I’ve found that one of the greatest barriers to writing something down regularly these days is a concern that I’d piss someone off.
What a way to grow up.
While wrapping up last of the sequencing reactions accumulated these past few days I found myself wondering about bioart again- there was a time when I was completely nuts over the concept of artscience, and pushed as hard as I could to get some bioart representation within the Genspace hierarchy. We didn’t even have PCR machines back then, it was before Ellen got the equipment from Vector donated after it downsized and closed down the lab she was managing, and way before we found MEx through bunch of random people. It was a life time ago.
Anyway, my earlier perception of ‘artscience’ at the time, as vague as it was, brought to mind something curious, something like Leonardo Da Vinci but for the modern age.
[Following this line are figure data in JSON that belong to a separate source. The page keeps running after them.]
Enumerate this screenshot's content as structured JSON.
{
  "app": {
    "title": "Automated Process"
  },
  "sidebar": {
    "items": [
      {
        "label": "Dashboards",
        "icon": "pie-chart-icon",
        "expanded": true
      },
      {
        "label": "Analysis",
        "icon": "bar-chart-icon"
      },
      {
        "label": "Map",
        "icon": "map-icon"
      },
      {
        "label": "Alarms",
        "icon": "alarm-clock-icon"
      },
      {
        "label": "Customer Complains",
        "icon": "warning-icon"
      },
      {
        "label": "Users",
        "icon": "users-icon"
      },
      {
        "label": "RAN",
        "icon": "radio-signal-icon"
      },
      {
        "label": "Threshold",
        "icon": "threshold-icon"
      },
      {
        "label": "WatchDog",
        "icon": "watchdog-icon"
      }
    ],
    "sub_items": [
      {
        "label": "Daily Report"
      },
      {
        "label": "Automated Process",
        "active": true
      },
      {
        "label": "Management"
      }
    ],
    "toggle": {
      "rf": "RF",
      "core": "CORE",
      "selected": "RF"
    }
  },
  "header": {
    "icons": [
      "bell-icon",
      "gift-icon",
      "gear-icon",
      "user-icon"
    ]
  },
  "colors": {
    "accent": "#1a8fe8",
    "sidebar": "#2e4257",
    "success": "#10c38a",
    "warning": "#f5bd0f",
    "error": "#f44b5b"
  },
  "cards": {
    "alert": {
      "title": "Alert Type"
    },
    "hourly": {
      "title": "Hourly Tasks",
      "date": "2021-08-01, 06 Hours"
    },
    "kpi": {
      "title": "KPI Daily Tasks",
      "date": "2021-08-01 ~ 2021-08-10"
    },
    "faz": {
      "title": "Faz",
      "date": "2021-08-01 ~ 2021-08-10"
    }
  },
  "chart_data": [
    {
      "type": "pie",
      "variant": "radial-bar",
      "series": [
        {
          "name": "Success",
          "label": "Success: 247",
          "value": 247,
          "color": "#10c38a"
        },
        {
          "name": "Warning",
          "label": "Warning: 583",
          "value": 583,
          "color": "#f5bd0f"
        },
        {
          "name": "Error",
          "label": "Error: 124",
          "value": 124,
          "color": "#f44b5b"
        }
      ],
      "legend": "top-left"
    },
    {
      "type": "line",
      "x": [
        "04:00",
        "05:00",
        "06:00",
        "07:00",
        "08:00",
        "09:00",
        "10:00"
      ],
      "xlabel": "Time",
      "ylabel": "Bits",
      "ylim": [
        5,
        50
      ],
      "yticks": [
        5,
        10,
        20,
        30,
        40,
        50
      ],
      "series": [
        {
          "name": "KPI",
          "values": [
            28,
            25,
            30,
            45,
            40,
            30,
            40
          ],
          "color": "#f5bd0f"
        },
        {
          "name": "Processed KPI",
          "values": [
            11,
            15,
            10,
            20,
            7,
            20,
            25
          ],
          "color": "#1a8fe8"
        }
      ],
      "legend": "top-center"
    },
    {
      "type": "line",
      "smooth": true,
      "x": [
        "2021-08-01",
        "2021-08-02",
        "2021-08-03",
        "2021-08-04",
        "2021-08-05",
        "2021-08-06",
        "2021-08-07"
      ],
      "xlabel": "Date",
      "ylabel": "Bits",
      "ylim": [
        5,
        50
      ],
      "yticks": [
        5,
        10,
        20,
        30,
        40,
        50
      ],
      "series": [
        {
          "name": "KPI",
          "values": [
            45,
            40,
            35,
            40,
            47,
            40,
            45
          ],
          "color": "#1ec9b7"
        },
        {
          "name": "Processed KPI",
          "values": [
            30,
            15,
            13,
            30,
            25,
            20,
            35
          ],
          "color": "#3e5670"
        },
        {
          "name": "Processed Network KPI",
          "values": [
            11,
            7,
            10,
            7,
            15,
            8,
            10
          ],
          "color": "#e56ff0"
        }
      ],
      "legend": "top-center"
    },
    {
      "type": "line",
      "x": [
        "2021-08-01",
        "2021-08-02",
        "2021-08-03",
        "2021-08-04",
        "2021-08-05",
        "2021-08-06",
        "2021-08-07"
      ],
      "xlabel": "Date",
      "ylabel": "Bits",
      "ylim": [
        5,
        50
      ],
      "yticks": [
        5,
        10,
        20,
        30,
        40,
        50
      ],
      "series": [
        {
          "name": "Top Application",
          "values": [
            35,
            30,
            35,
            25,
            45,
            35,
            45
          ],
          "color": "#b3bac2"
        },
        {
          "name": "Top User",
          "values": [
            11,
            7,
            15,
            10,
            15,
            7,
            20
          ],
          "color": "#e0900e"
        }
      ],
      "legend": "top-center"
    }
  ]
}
Scientific discovery and application dictated by aesthetic sense to create something beautiful and perhaps even meaningful. Being freshly out from school it was a view uninformed by realities of both scientific research and how many artists operate.
From a general point artscience as it stands right now seem to refer to anything and everything created and curated using tools normally reserved for usually inaccessible scientific research for purposes of artistic expression- and nothing else. It’s art as usual except the tubes of paints and canvas got switched out to some other things associated with science (or should I say popular perception of science? No real scientist I know plays around with that much colored liquid, or uses racks of test tubes).
It brings up an interesting question on what artscience actually is. When you really dig into the history of arts from across the globe, the techniques of art was never really far away from experimentation and keeping track of data- the practice of simply walking into a store to buy tubes of paint without knowing how it’s made and where it came from is a ridiculously modern one. Same goes for architecture. The amount of experimentation and fundamental knowledge that has to be learned to be even remotely adapt at the craft is extensive- otherwise you have a lot of dead people on your hands. Experimentation, data gathering, perfection over life time and generations- are all rather common practices in the arts.
In that light, what IS artscience? It’s highly probable Da Vinci was on the cutting edge of chemistry at the time just from making his paint and gunpowder for fireworks. Same goes for almost all the older masters. If it’s simply using scientific means and tools for purposes of art how is that so radically different from what people had been doing for most of history, when you consider that ‘traditional’ tools of art themselves were products of experimentation?
Here’s another kicker- the relatively recent interest in bioart, itself a practical artscience of sorts, is based on broader accessibility of the tools and better abstraction of ideas that allows any sufficiently funded and motivated artist to use the tools usually associated with pure research. Easier accessibility to better and more professional tools of the scientific trade by the layman will be a continuing trend for the foreseeable future… So what does artscience do that’s really different when the science part of it is as normal as walking into an arts supply store and buying tubes of paint?
Is it even real? If it is, where is it going?
And all this is without even getting into the difference between science and technology.